Once again, I was fortunate enough to travel over to Provence with a view to buying some excellent rosé from arguably one of the most beautiful places on Earth. We went to the land of lavender and rosé, where the sea is basked in beauty, the landscape hugged by a detailed rocky coastline and every so often slowed by white sandy shores. These perfectly formed and often polite looking beaches set the tone, hosting small groups of linen-wearing locals, brown and good-looking. Here the sun never hides.
Here lies in the southern French peninsular a lovely, small and passionate vineyard owned and run by third generation wine grower and food-lover Régine Sumeire. We were introduced to this unique rosé, almost white in colour, refined and pleasing like lace, though it has been some time since I have enjoyed wearing it. The visit was simply to introduce the restaurant to a new wine maker and, for my staff, an opportunity to learn something beyond the menu.
We stayed at Château La Tour de l’Evêque. Its past steeped in the history of Provence and France. Queen Mary, Countess of Provence, gave privileges on this land to the inhabitants of Cuers. The sister of King René, Queen Jeanne, the Queen of Naples, is thought to have stayed there.
In good company and with a truly inspiring back drop we took residence and enjoyed two days of conversation, very good food and, of course, wine tasting. These trips are unusual and, though vital in my passion for finding what’s best for the Lussmanns table, it is without doubt one of the highlights of running a restaurant company.

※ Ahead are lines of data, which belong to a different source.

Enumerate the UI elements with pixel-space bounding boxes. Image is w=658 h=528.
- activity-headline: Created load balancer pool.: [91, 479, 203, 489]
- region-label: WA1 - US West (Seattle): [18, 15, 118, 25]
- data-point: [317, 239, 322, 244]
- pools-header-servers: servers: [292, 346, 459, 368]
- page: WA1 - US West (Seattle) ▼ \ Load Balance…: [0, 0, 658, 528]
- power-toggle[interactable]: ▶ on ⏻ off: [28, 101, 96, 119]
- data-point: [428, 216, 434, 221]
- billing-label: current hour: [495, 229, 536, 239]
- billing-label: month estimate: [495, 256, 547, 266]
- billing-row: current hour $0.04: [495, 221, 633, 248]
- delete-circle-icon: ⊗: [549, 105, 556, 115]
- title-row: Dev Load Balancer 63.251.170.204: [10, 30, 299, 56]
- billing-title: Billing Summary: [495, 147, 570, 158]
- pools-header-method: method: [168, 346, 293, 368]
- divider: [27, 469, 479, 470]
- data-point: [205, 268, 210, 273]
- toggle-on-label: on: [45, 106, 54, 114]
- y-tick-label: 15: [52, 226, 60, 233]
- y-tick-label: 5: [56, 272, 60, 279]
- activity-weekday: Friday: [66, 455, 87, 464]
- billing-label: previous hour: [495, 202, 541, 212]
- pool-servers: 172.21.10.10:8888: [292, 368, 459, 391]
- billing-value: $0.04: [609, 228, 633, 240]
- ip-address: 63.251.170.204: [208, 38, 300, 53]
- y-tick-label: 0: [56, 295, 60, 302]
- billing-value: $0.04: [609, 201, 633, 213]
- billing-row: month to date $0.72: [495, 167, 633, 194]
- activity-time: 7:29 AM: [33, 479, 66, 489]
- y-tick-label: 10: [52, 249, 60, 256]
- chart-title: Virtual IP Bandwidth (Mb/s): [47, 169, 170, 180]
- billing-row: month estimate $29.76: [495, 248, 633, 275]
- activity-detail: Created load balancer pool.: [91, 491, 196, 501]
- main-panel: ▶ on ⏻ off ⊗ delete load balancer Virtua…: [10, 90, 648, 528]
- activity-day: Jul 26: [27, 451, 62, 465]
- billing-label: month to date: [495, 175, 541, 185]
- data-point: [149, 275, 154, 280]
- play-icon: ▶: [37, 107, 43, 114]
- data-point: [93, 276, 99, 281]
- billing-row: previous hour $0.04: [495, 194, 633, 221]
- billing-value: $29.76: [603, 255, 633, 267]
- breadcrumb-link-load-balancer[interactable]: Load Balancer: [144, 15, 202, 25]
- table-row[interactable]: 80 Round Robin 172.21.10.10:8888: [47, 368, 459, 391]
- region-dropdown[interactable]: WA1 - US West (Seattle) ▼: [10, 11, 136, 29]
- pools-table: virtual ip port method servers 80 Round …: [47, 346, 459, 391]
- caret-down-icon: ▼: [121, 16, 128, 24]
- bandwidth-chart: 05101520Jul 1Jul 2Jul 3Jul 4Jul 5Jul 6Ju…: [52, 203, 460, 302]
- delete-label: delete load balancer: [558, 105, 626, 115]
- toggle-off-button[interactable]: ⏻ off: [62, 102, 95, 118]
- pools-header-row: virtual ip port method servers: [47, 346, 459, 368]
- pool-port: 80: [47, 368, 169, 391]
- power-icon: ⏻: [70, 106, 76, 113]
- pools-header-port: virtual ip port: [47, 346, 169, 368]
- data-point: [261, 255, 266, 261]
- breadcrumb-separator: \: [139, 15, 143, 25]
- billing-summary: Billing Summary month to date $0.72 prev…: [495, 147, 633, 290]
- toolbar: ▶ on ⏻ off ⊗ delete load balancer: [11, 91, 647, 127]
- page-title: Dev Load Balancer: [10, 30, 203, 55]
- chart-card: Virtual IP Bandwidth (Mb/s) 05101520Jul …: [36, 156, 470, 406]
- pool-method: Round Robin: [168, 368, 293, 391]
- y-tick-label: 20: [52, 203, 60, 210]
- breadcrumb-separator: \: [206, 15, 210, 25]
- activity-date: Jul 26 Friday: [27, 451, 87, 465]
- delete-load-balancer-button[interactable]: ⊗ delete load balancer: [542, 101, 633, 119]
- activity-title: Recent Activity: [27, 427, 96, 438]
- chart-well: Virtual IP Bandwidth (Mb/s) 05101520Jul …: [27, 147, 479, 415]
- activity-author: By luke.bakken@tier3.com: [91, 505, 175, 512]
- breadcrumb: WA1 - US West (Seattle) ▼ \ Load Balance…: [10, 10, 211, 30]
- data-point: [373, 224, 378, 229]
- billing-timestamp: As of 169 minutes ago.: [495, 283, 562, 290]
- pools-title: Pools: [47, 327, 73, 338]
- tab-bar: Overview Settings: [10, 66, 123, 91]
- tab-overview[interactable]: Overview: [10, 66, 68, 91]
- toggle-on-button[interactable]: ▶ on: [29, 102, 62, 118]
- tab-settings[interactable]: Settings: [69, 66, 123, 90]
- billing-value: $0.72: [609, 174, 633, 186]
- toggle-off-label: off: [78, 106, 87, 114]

Château La Tour de l’Evêque, AOC Côtes de Provence rosé, which will be launched in July, has been produced organically, although part of the estate is presently investigating the merits and scalability of moving over to Biodynamic production. (Biodynamics takes organic farming to a new, higher, spiritual level. The father of the movement is widely regarded as being Rudolf Steiner who gave a series of agricultural lectures in 1924 setting out the broad principles.)
Best when tasting this delicate wine to be drunk around 14°C. Lovely for the apéritif, also a perfect match for white sauces, fish dishes, smoked salmon, soufflés and Asian cooking. It is always worth noting that the colder the rosé, the harder it is to appreciate both character and style.

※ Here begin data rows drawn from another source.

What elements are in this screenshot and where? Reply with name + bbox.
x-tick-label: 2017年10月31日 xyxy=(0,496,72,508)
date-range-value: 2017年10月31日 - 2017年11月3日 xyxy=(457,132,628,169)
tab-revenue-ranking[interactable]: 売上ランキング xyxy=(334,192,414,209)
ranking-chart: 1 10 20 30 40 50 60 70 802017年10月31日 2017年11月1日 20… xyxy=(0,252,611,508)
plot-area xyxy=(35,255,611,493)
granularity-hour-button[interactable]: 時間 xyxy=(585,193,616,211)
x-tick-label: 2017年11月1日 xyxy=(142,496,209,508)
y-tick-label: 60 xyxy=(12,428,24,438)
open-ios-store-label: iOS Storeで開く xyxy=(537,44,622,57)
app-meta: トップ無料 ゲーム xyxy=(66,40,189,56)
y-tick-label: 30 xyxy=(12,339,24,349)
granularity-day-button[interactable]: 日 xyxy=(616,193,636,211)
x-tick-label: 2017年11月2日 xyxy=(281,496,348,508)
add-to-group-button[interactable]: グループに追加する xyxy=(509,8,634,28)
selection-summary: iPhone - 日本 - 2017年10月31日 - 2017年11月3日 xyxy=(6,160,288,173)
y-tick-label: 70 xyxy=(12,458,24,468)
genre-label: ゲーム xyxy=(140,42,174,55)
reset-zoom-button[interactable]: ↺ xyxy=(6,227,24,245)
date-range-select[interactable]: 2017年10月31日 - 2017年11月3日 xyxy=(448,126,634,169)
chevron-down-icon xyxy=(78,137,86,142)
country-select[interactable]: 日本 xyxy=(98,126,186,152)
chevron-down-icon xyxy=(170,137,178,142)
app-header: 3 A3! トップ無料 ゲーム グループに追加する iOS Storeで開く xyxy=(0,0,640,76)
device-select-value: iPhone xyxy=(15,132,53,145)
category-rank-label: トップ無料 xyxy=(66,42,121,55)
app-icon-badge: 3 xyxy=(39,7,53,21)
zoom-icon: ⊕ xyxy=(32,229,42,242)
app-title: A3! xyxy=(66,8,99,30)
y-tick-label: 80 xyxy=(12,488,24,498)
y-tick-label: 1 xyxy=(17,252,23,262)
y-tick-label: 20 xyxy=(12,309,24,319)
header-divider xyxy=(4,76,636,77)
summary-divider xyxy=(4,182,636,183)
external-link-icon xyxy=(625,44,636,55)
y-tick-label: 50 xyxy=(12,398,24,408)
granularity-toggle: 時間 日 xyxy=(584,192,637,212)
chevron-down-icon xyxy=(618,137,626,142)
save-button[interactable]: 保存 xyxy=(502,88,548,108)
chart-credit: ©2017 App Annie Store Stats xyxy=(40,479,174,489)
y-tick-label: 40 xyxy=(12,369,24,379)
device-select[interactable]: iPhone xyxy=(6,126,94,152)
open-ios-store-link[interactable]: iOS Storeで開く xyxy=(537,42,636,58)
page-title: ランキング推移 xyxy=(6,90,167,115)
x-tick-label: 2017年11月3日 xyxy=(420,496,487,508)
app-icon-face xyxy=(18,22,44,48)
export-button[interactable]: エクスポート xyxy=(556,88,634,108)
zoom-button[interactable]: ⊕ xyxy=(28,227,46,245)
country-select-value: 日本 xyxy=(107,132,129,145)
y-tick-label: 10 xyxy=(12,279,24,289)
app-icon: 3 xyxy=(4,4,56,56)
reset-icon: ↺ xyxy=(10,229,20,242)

Our final lunch was at Le Club 55. Here I found a menu that reminded me of my parents and no doubt my father would have approved, little has changed here over the last 40 years. Linen, bling left in car park, this restaurant on the beach set the tone for what has always been St Tropez. This spot is quite separate from the rest of Pampelonne beach and has had its own philosophy since its creation in 1955: ‘The customer is not king here…because he is a friend’. What a lovely way to eat.
Our thanks to Charlie at Corney & Barrow for organising the trip and of course to Régine, Pierre and Matthieu for their hospitality.